Closed BigBorg closed 4 years ago
Hello @BigBorg!
Can you provide a reproducible example using public data? Ideally, a config and a small dataset that encountered this error would be amazing.
I would love to help, but it's hard to diagnose if I can't reproduce the issue :)
Sorry the dataset is private. I might try some public dataset to see if this happens again.
If you share the full stack trace and the config file you used, we might also be able to help.
Sending codes out from the company i work for is restricted. Turning off sentence-ll solves the problem. Is it possible that the error is 0 then becomes inf after log? Besides, sentence scores produced by the model might be larger than 1, how do I interpret score?
Understandable. It could indeed be the case, but it seems weird that we never encountered this error while training with our own data or with publicly available datasets... If the reason becomes clearer, please let us know.
On the second question, sentence scores are an attempt to predict TER (Translation Error Rate), or the distance that separates the current translation from a "perfect" translation. With 1 meaning the whole sentence needs to be changed and 0 meaning the sentence is correct.
The model shouldn't produce scores above 1, what kind of scores are you seeing? Are you sure your training data contains all TER values in the range [0-1]?
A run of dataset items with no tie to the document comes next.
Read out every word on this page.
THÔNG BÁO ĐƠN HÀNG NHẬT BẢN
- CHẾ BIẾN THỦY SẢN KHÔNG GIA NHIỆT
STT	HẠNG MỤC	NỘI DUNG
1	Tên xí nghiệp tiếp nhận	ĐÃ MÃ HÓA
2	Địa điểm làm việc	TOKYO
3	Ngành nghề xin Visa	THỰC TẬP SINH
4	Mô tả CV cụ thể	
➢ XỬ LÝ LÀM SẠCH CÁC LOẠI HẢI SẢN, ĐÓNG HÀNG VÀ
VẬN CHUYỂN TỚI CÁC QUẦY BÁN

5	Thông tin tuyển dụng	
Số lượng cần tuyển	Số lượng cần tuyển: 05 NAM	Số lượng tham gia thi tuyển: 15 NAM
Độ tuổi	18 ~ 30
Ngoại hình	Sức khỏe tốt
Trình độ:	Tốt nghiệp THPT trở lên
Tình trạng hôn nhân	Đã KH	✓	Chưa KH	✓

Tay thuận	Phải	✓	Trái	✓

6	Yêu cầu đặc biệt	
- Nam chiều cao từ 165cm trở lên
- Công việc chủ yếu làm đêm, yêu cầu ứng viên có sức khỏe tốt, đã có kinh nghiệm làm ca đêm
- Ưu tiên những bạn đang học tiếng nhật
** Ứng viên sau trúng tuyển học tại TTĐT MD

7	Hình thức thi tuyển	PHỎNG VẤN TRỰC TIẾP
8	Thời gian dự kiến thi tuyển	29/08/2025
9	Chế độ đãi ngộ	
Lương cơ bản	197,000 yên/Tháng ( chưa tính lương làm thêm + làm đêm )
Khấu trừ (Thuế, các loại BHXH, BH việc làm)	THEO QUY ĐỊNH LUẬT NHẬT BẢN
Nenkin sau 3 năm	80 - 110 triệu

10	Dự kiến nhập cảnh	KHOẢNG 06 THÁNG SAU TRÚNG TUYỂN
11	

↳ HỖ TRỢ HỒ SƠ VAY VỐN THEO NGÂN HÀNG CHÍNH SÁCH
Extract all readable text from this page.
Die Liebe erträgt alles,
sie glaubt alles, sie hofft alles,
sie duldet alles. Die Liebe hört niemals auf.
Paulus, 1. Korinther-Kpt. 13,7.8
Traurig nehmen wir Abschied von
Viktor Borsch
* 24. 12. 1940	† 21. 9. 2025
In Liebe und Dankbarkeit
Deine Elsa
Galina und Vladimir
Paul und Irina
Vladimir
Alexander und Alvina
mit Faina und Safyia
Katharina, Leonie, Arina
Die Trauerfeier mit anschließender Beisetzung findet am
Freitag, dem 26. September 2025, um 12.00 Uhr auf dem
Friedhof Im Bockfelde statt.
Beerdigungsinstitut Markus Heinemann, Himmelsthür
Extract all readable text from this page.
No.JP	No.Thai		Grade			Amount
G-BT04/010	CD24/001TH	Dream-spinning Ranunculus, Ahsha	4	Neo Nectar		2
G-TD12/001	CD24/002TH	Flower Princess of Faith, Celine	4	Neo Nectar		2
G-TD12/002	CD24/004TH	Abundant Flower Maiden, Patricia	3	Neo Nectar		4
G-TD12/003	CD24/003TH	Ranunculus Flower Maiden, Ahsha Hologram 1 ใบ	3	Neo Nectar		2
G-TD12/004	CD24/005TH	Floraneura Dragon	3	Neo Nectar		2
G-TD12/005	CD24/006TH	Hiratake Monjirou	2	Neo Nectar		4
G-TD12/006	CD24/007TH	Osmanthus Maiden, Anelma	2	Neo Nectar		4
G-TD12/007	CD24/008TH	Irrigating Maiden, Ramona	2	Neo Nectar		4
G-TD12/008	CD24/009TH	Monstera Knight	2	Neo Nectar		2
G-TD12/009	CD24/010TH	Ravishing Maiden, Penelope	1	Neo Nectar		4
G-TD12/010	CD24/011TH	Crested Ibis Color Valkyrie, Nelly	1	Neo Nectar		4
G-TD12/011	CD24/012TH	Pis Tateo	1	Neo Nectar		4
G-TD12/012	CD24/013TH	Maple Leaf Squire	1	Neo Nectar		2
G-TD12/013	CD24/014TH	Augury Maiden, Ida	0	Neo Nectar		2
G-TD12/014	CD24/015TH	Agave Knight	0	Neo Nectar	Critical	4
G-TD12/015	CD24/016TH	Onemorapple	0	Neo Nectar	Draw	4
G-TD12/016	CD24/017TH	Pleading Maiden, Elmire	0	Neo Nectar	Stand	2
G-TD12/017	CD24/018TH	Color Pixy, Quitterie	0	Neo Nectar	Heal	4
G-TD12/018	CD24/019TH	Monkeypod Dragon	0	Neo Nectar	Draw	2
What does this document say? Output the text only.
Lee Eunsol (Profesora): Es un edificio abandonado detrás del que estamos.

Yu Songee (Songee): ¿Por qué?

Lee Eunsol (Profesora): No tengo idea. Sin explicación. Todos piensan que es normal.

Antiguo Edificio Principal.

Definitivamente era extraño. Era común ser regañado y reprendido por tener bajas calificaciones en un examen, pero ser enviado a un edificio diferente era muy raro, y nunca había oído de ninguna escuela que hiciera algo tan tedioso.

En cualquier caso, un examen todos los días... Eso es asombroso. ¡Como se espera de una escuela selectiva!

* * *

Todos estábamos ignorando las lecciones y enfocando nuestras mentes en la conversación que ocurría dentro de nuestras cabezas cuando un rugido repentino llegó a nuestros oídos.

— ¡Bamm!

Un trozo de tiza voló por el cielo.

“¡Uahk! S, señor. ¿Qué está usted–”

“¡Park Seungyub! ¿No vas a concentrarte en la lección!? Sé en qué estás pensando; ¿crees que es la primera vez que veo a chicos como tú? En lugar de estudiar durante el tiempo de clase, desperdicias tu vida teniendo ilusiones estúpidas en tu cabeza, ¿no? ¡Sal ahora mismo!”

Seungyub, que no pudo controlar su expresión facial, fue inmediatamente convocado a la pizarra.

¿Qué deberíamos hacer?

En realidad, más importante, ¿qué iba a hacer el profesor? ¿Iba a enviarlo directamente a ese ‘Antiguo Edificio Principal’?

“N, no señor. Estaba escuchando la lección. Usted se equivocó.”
Thanks for reminding me to inspect training data. It does contain hter larger than 1. I don't know why tercom is producing such result. I might try python package pyter to generate hter.
Tercom computes hter as
(Edit Distance mt - pe ) / (len(pe))
Thus if the MT is longer than the postedition, you can have an hter longer than 1 (this will typically be a case of MT repetitions / hallucinations). In the QE shared task, the scores are truncated to be at most 1.
The sentence-scores output by the model can be greater than 1 if you turn off sentence-ll.
As you can see in the code, the sentence score prediction module does not have a squashing function in the last layer.
If you enable sentence-ll
, the model outputs a gaussian distribution that is truncated over the interval [0, 1]. In that case, model scores are the mean of that distribution, which will always lie within the interval itself.
I am training estimator on an en-zh dataset. At first everything runs well. But after epoch 8, it says "array must not contain infs or NaNs" and exists. I don't know why this happen.